This solution is not 'complete', but does indicate why the formula works. It will make more sense if you test it out using a spreadsheet.

This tasks seems daunting at first but then you might realise that essentially the function is a 'counter' and the year starts at 1st March and ends on 28/9th of February.

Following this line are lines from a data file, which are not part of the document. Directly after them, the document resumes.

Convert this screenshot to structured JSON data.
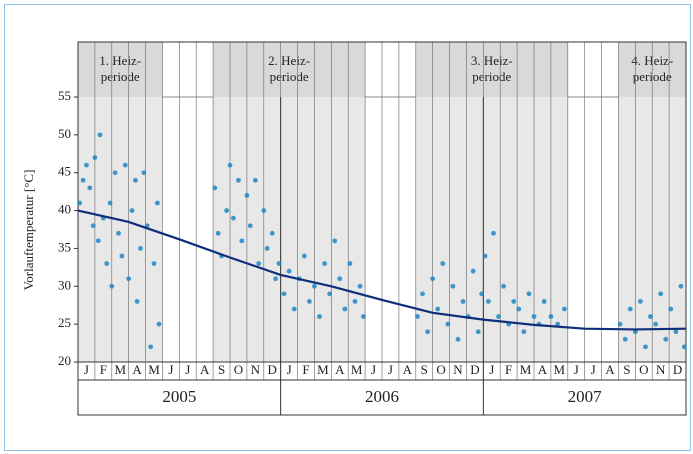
{
  "chart_data": {
    "type": "scatter",
    "y_label": "Vorlauftemperatur [°C]",
    "xlim": [
      0,
      36
    ],
    "xticks": [
      0,
      1,
      2,
      3,
      4,
      5,
      6,
      7,
      8,
      9,
      10,
      11,
      12,
      13,
      14,
      15,
      16,
      17,
      18,
      19,
      20,
      21,
      22,
      23,
      24,
      25,
      26,
      27,
      28,
      29,
      30,
      31,
      32,
      33,
      34,
      35,
      36
    ],
    "ylim": [
      20,
      55
    ],
    "yticks": [
      20,
      25,
      30,
      35,
      40,
      45,
      50,
      55
    ],
    "grid": true,
    "month_labels": [
      "J",
      "F",
      "M",
      "A",
      "M",
      "J",
      "J",
      "A",
      "S",
      "O",
      "N",
      "D",
      "J",
      "F",
      "M",
      "A",
      "M",
      "J",
      "J",
      "A",
      "S",
      "O",
      "N",
      "D",
      "J",
      "F",
      "M",
      "A",
      "M",
      "J",
      "J",
      "A",
      "S",
      "O",
      "N",
      "D"
    ],
    "years": [
      {
        "label": "2005",
        "start": 0,
        "end": 12
      },
      {
        "label": "2006",
        "start": 12,
        "end": 24
      },
      {
        "label": "2007",
        "start": 24,
        "end": 36
      }
    ],
    "heating_periods": [
      {
        "lines": [
          "1. Heiz-",
          "periode"
        ],
        "start": 0,
        "end": 5
      },
      {
        "lines": [
          "2. Heiz-",
          "periode"
        ],
        "start": 8,
        "end": 17
      },
      {
        "lines": [
          "3. Heiz-",
          "periode"
        ],
        "start": 20,
        "end": 29
      },
      {
        "lines": [
          "4. Heiz-",
          "periode"
        ],
        "start": 32,
        "end": 36
      }
    ],
    "points": {
      "color": "#1f86c6",
      "x": [
        0.1,
        0.3,
        0.5,
        0.7,
        0.9,
        1.0,
        1.2,
        1.3,
        1.5,
        1.7,
        1.9,
        2.0,
        2.2,
        2.4,
        2.6,
        2.8,
        3.0,
        3.2,
        3.4,
        3.5,
        3.7,
        3.9,
        4.1,
        4.3,
        4.5,
        4.7,
        4.8,
        8.1,
        8.3,
        8.5,
        8.8,
        9.0,
        9.2,
        9.5,
        9.7,
        10.0,
        10.2,
        10.5,
        10.7,
        11.0,
        11.2,
        11.5,
        11.7,
        11.9,
        12.2,
        12.5,
        12.8,
        13.1,
        13.4,
        13.7,
        14.0,
        14.3,
        14.6,
        14.9,
        15.2,
        15.5,
        15.8,
        16.1,
        16.4,
        16.7,
        16.9,
        20.1,
        20.4,
        20.7,
        21.0,
        21.3,
        21.6,
        21.9,
        22.2,
        22.5,
        22.8,
        23.1,
        23.4,
        23.7,
        23.9,
        24.1,
        24.3,
        24.6,
        24.9,
        25.2,
        25.5,
        25.8,
        26.1,
        26.4,
        26.7,
        27.0,
        27.3,
        27.6,
        28.0,
        28.4,
        28.8,
        32.1,
        32.4,
        32.7,
        33.0,
        33.3,
        33.6,
        33.9,
        34.2,
        34.5,
        34.8,
        35.1,
        35.4,
        35.7,
        35.9
      ],
      "values": [
        41,
        44,
        46,
        43,
        38,
        47,
        36,
        50,
        39,
        33,
        41,
        30,
        45,
        37,
        34,
        46,
        31,
        40,
        44,
        28,
        35,
        45,
        38,
        22,
        33,
        41,
        25,
        43,
        37,
        34,
        40,
        46,
        39,
        44,
        36,
        42,
        38,
        44,
        33,
        40,
        35,
        37,
        31,
        33,
        29,
        32,
        27,
        31,
        34,
        28,
        30,
        26,
        33,
        29,
        36,
        31,
        27,
        33,
        28,
        30,
        26,
        26,
        29,
        24,
        31,
        27,
        33,
        25,
        30,
        23,
        28,
        26,
        32,
        24,
        29,
        34,
        28,
        37,
        26,
        30,
        25,
        28,
        27,
        24,
        29,
        26,
        25,
        28,
        26,
        25,
        27,
        25,
        23,
        27,
        24,
        28,
        22,
        26,
        25,
        29,
        23,
        27,
        24,
        30,
        22
      ]
    },
    "trend": {
      "color": "#0d2e7a",
      "x": [
        0,
        3,
        6,
        9,
        12,
        15,
        18,
        21,
        24,
        27,
        30,
        33,
        36
      ],
      "values": [
        40,
        38.5,
        36.2,
        33.8,
        31.5,
        30,
        28.2,
        26.5,
        25.6,
        24.9,
        24.4,
        24.3,
        24.4
      ]
    }
  }
}
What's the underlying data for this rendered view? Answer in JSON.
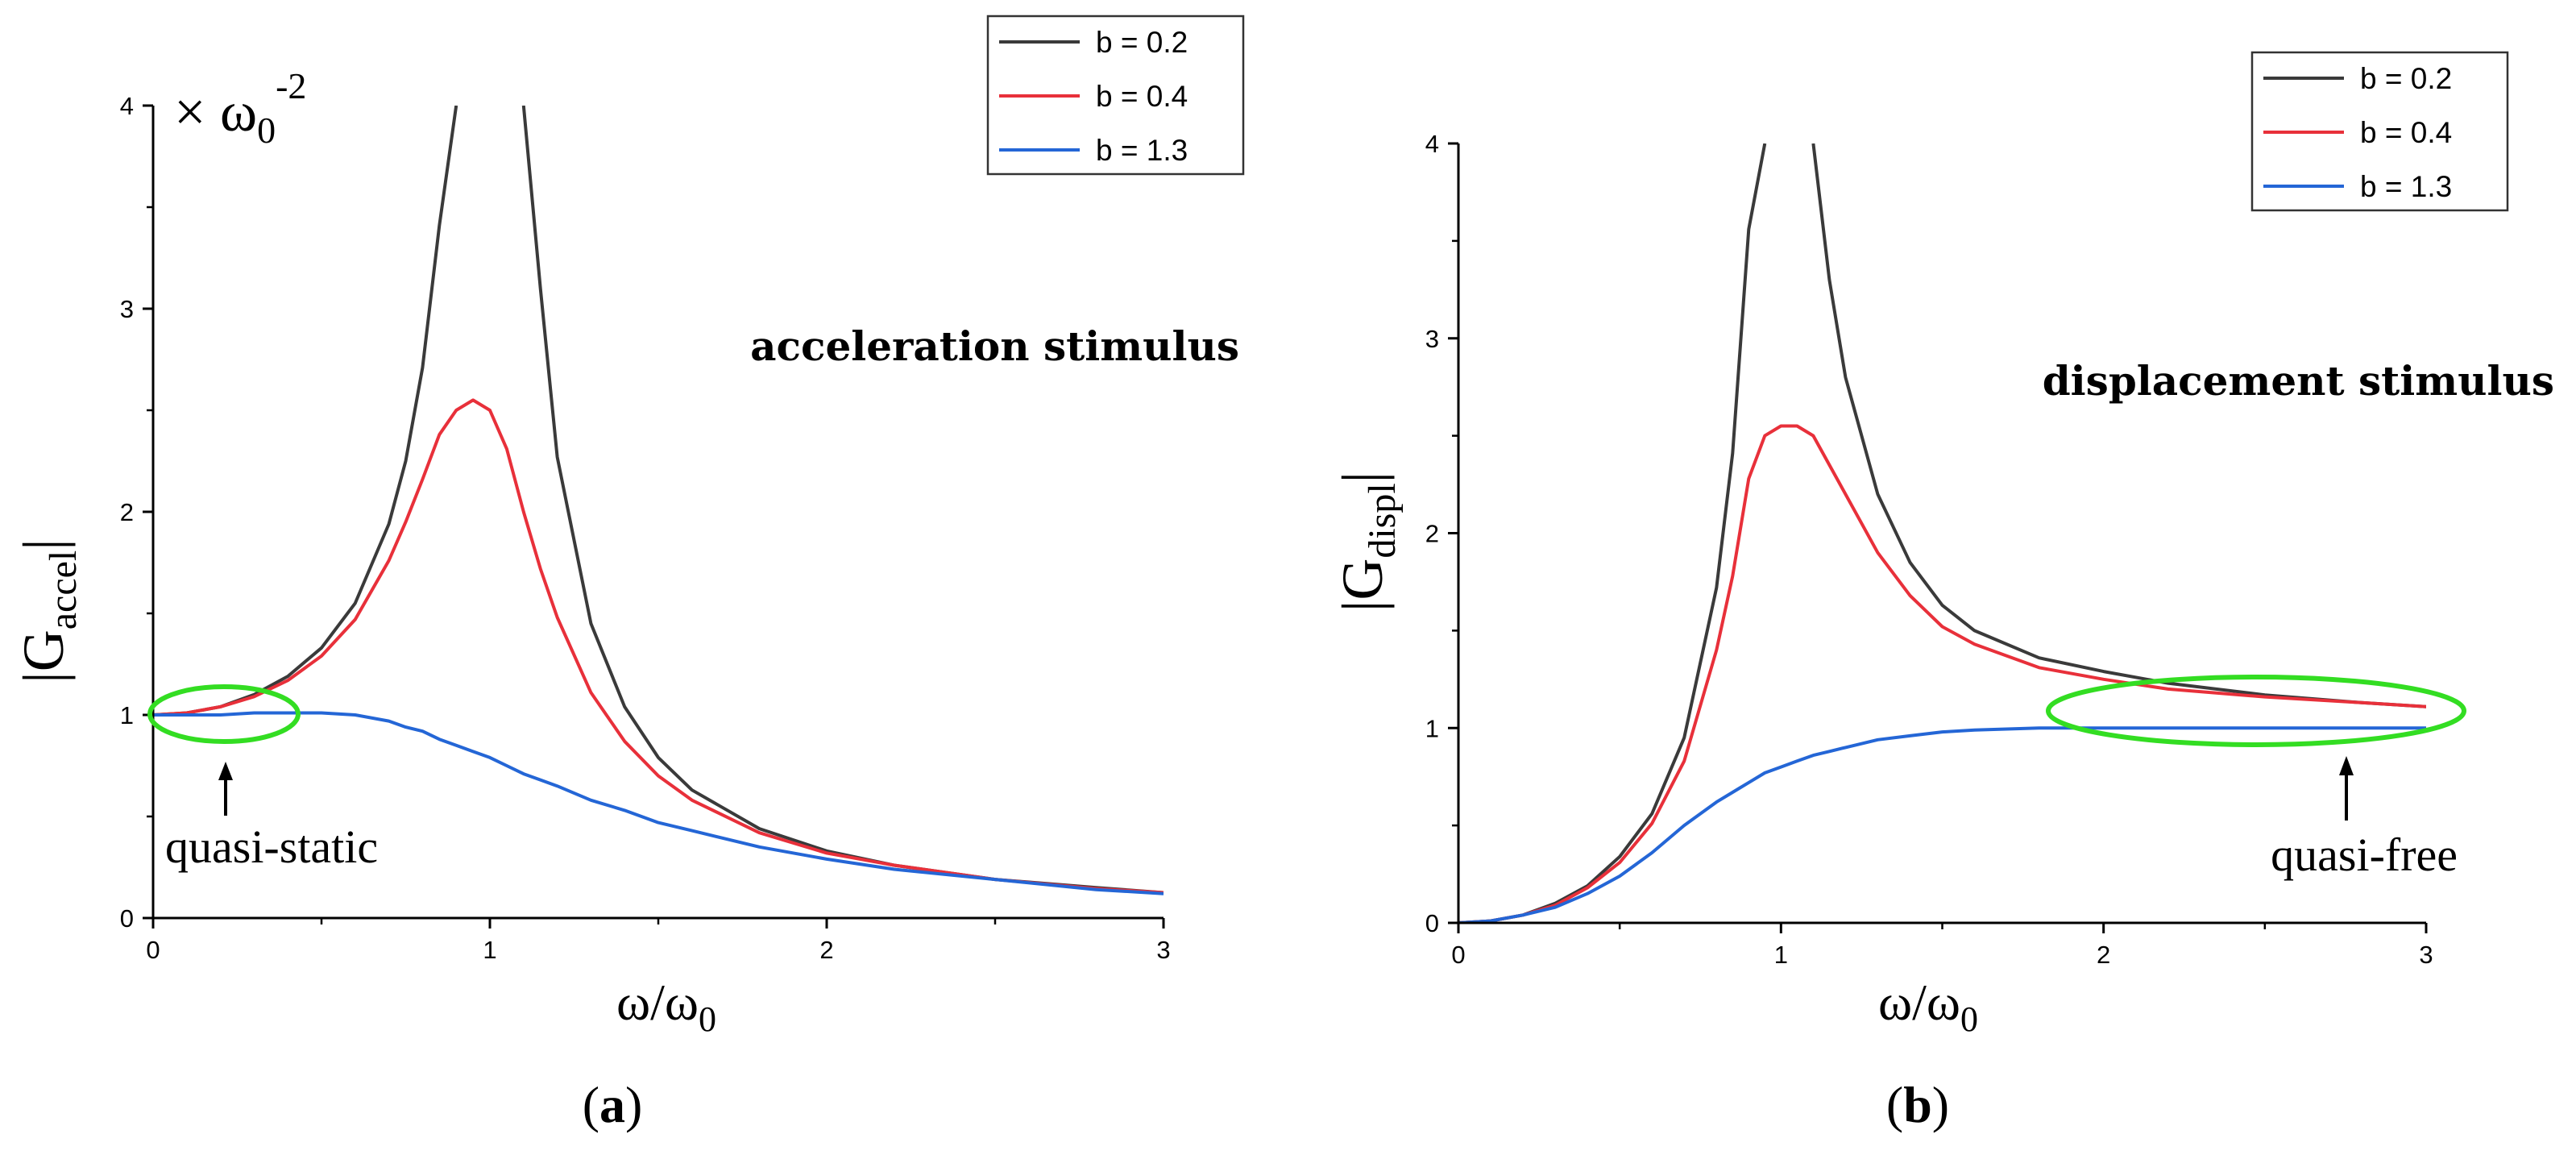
{
  "chart_data": [
    {
      "type": "line",
      "panel": "(a)",
      "caption_open": "(",
      "caption_letter": "a",
      "caption_close": ")",
      "annotation": "acceleration stimulus",
      "ylabel_base": "|G",
      "ylabel_sub": "accel",
      "ylabel_end": "|",
      "xlabel_base": "ω/ω",
      "xlabel_sub": "0",
      "scale_prefix": "× ω",
      "scale_sub": "0",
      "scale_sup": "-2",
      "region_note": "quasi-static",
      "xlim": [
        0,
        3
      ],
      "ylim": [
        0,
        4
      ],
      "xticks": [
        "0",
        "1",
        "2",
        "3"
      ],
      "yticks": [
        "0",
        "1",
        "2",
        "3",
        "4"
      ],
      "legend_position": "top-right",
      "x": [
        0,
        0.1,
        0.2,
        0.3,
        0.4,
        0.5,
        0.6,
        0.7,
        0.75,
        0.8,
        0.85,
        0.9,
        0.95,
        1.0,
        1.05,
        1.1,
        1.15,
        1.2,
        1.3,
        1.4,
        1.5,
        1.6,
        1.8,
        2.0,
        2.2,
        2.5,
        2.8,
        3.0
      ],
      "series": [
        {
          "name": "b = 0.2",
          "color": "#3a3a3a",
          "values": [
            1.0,
            1.01,
            1.04,
            1.1,
            1.19,
            1.33,
            1.55,
            1.94,
            2.25,
            2.71,
            3.41,
            4.0,
            null,
            null,
            null,
            4.0,
            3.1,
            2.27,
            1.45,
            1.04,
            0.79,
            0.63,
            0.44,
            0.33,
            0.26,
            0.19,
            0.15,
            0.125
          ]
        },
        {
          "name": "b = 0.4",
          "color": "#e8303a",
          "values": [
            1.0,
            1.01,
            1.04,
            1.09,
            1.17,
            1.29,
            1.47,
            1.76,
            1.95,
            2.16,
            2.38,
            2.5,
            2.55,
            2.5,
            2.31,
            2.0,
            1.72,
            1.48,
            1.11,
            0.87,
            0.7,
            0.58,
            0.42,
            0.32,
            0.26,
            0.19,
            0.145,
            0.125
          ]
        },
        {
          "name": "b = 1.3",
          "color": "#2466d6",
          "values": [
            1.0,
            1.0,
            1.0,
            1.01,
            1.01,
            1.01,
            1.0,
            0.97,
            0.94,
            0.92,
            0.88,
            0.85,
            0.82,
            0.79,
            0.75,
            0.71,
            0.68,
            0.65,
            0.58,
            0.53,
            0.47,
            0.43,
            0.35,
            0.29,
            0.24,
            0.19,
            0.14,
            0.12
          ]
        }
      ]
    },
    {
      "type": "line",
      "panel": "(b)",
      "caption_open": "(",
      "caption_letter": "b",
      "caption_close": ")",
      "annotation": "displacement stimulus",
      "ylabel_base": "|G",
      "ylabel_sub": "displ",
      "ylabel_end": "|",
      "xlabel_base": "ω/ω",
      "xlabel_sub": "0",
      "region_note": "quasi-free",
      "xlim": [
        0,
        3
      ],
      "ylim": [
        0,
        4
      ],
      "xticks": [
        "0",
        "1",
        "2",
        "3"
      ],
      "yticks": [
        "0",
        "1",
        "2",
        "3",
        "4"
      ],
      "legend_position": "top-right",
      "x": [
        0,
        0.1,
        0.2,
        0.3,
        0.4,
        0.5,
        0.6,
        0.7,
        0.8,
        0.85,
        0.9,
        0.95,
        1.0,
        1.05,
        1.1,
        1.15,
        1.2,
        1.3,
        1.4,
        1.5,
        1.6,
        1.8,
        2.0,
        2.2,
        2.5,
        2.8,
        3.0
      ],
      "series": [
        {
          "name": "b = 0.2",
          "color": "#3a3a3a",
          "values": [
            0.0,
            0.01,
            0.04,
            0.1,
            0.19,
            0.34,
            0.56,
            0.95,
            1.72,
            2.41,
            3.56,
            4.0,
            null,
            null,
            4.0,
            3.3,
            2.8,
            2.2,
            1.85,
            1.63,
            1.5,
            1.36,
            1.29,
            1.23,
            1.17,
            1.13,
            1.11
          ]
        },
        {
          "name": "b = 0.4",
          "color": "#e8303a",
          "values": [
            0.0,
            0.01,
            0.04,
            0.09,
            0.18,
            0.31,
            0.51,
            0.83,
            1.4,
            1.78,
            2.28,
            2.5,
            2.55,
            2.55,
            2.5,
            2.35,
            2.2,
            1.9,
            1.68,
            1.52,
            1.43,
            1.31,
            1.25,
            1.2,
            1.16,
            1.13,
            1.11
          ]
        },
        {
          "name": "b = 1.3",
          "color": "#2466d6",
          "values": [
            0.0,
            0.01,
            0.04,
            0.08,
            0.15,
            0.24,
            0.36,
            0.5,
            0.62,
            0.67,
            0.72,
            0.77,
            0.8,
            0.83,
            0.86,
            0.88,
            0.9,
            0.94,
            0.96,
            0.98,
            0.99,
            1.0,
            1.0,
            1.0,
            1.0,
            1.0,
            1.0
          ]
        }
      ]
    }
  ]
}
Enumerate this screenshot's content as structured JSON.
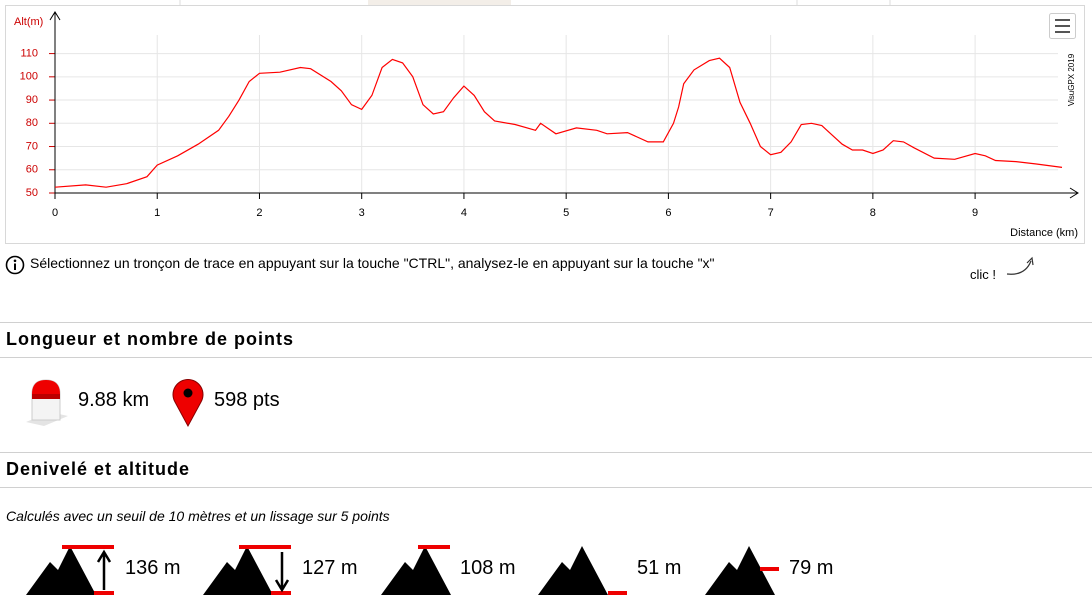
{
  "chart_data": {
    "type": "line",
    "y_label": "Alt(m)",
    "x_label": "Distance (km)",
    "credit": "VisuGPX 2019",
    "color": "#ff0000",
    "grid": true,
    "x": [
      0,
      0.3,
      0.5,
      0.7,
      0.9,
      1.0,
      1.2,
      1.4,
      1.6,
      1.7,
      1.8,
      1.9,
      2.0,
      2.2,
      2.4,
      2.5,
      2.7,
      2.8,
      2.9,
      3.0,
      3.1,
      3.2,
      3.3,
      3.4,
      3.5,
      3.6,
      3.7,
      3.8,
      3.9,
      4.0,
      4.1,
      4.2,
      4.3,
      4.5,
      4.7,
      4.75,
      4.9,
      5.1,
      5.3,
      5.4,
      5.6,
      5.8,
      5.95,
      6.05,
      6.1,
      6.15,
      6.25,
      6.4,
      6.5,
      6.6,
      6.7,
      6.8,
      6.9,
      7.0,
      7.1,
      7.2,
      7.3,
      7.4,
      7.5,
      7.6,
      7.7,
      7.8,
      7.9,
      8.0,
      8.1,
      8.2,
      8.3,
      8.4,
      8.6,
      8.8,
      9.0,
      9.1,
      9.2,
      9.4,
      9.6,
      9.85
    ],
    "values": [
      52.5,
      53.5,
      52.5,
      54,
      57,
      62,
      66,
      71,
      77,
      83,
      90,
      98,
      101.5,
      102,
      104,
      103.5,
      98,
      94,
      88,
      86,
      92,
      104,
      107.5,
      106,
      100,
      88,
      84,
      85,
      91,
      96,
      92,
      85,
      81,
      79.5,
      77,
      80,
      75.5,
      78,
      77,
      75.5,
      76,
      72,
      72,
      80,
      87,
      97,
      103,
      107,
      108,
      104,
      89,
      80,
      70,
      66.5,
      67.5,
      72,
      79.5,
      80,
      79,
      75,
      71,
      68.5,
      68.5,
      67,
      68.5,
      72.5,
      72,
      69.5,
      65,
      64.5,
      67,
      66,
      64,
      63.5,
      62.5,
      61
    ],
    "xlim": [
      0,
      9.85
    ],
    "xticks": [
      0,
      1,
      2,
      3,
      4,
      5,
      6,
      7,
      8,
      9
    ],
    "ylim": [
      50,
      118
    ],
    "yticks": [
      50,
      60,
      70,
      80,
      90,
      100,
      110
    ]
  },
  "info": "Sélectionnez un tronçon de trace en appuyant sur la touche \"CTRL\", analysez-le en appuyant sur la touche \"x\"",
  "hint": "clic !",
  "sections": [
    {
      "title": "Longueur et nombre de points",
      "stats": [
        "9.88 km",
        "598 pts"
      ]
    },
    {
      "title": "Denivelé et altitude",
      "note": "Calculés avec un seuil de 10 mètres et un lissage sur 5 points",
      "stats": [
        "136 m",
        "127 m",
        "108 m",
        "51 m",
        "79 m"
      ]
    }
  ]
}
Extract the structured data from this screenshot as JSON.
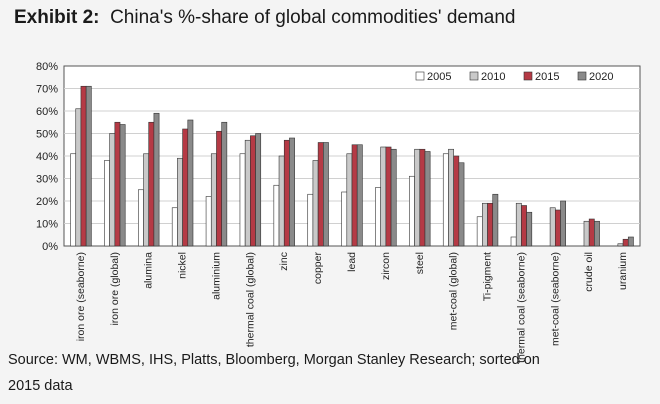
{
  "exhibit_label": "Exhibit 2:",
  "title_text": "China's %-share of global commodities' demand",
  "source_line1": "Source: WM, WBMS, IHS, Platts, Bloomberg, Morgan Stanley Research; sorted on",
  "source_line2": "2015 data",
  "colors": {
    "2005": "#ffffff",
    "2010": "#c9c9c9",
    "2015": "#b53a45",
    "2020": "#8a8a8a"
  },
  "chart_data": {
    "type": "bar",
    "title": "China's %-share of global commodities' demand",
    "xlabel": "",
    "ylabel": "",
    "ylim": [
      0,
      80
    ],
    "yticks": [
      "0%",
      "10%",
      "20%",
      "30%",
      "40%",
      "50%",
      "60%",
      "70%",
      "80%"
    ],
    "categories": [
      "iron ore (seaborne)",
      "iron ore (global)",
      "alumina",
      "nickel",
      "aluminium",
      "thermal coal (global)",
      "zinc",
      "copper",
      "lead",
      "zircon",
      "steel",
      "met-coal (global)",
      "Ti-pigment",
      "thermal coal (seaborne)",
      "met-coal (seaborne)",
      "crude oil",
      "uranium"
    ],
    "legend_position": "top-right",
    "series": [
      {
        "name": "2005",
        "values": [
          41,
          38,
          25,
          17,
          22,
          41,
          27,
          23,
          24,
          26,
          31,
          41,
          13,
          4,
          0,
          0,
          0
        ]
      },
      {
        "name": "2010",
        "values": [
          61,
          50,
          41,
          39,
          41,
          47,
          40,
          38,
          41,
          44,
          43,
          43,
          19,
          19,
          17,
          11,
          1
        ]
      },
      {
        "name": "2015",
        "values": [
          71,
          55,
          55,
          52,
          51,
          49,
          47,
          46,
          45,
          44,
          43,
          40,
          19,
          18,
          16,
          12,
          3
        ]
      },
      {
        "name": "2020",
        "values": [
          71,
          54,
          59,
          56,
          55,
          50,
          48,
          46,
          45,
          43,
          42,
          37,
          23,
          15,
          20,
          11,
          4
        ]
      }
    ]
  }
}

Years are always of the same structure with the exception of the last day of Feb:

From 1st March to 1st April is +31 days.

From 1st April to 1st May is +30 days.

From 1st May to 1st June is +31 days.

etc.

For weekday calculations we are only interested in mod 7 changes. Since 31 is 3 mod 7 and 30 is 2 mod 7 we have the following differences between the first of the months, with the +0/1 corresponding to February.

(1Mar) +3, +2, +3, +2, +3, +3, +2, +3, +2, +3, +3,+0/1 (1Mar)

Accumulating the changes from the 1st March (mod 7) gives

(1Mar) 0

(1Apr) 3

(1May) 5

(1Jun) 1

(1Jul) 3

(1Aug) 6

(1Sep) 2

(1Oct) 4

(1Nov) 0

(1Dec) 2

(1Jan) 5

(1Feb) 1

(1Mar) 1 or 2 in a leap year

Interestingly, the $\mbox{int}\left[\frac{(m+1)\times 26}{10}\right]$ part matches these offsets with the labellings of months given (try it out to see).

So, in the absence of leap years the expression would work.

The part $y+\mbox{int}\left[\frac{y}{4}\right]+\mbox{int}\left[\frac{C}{4}\right]-2C$ has the correct mod 7 behaviour to count the leap years (try it).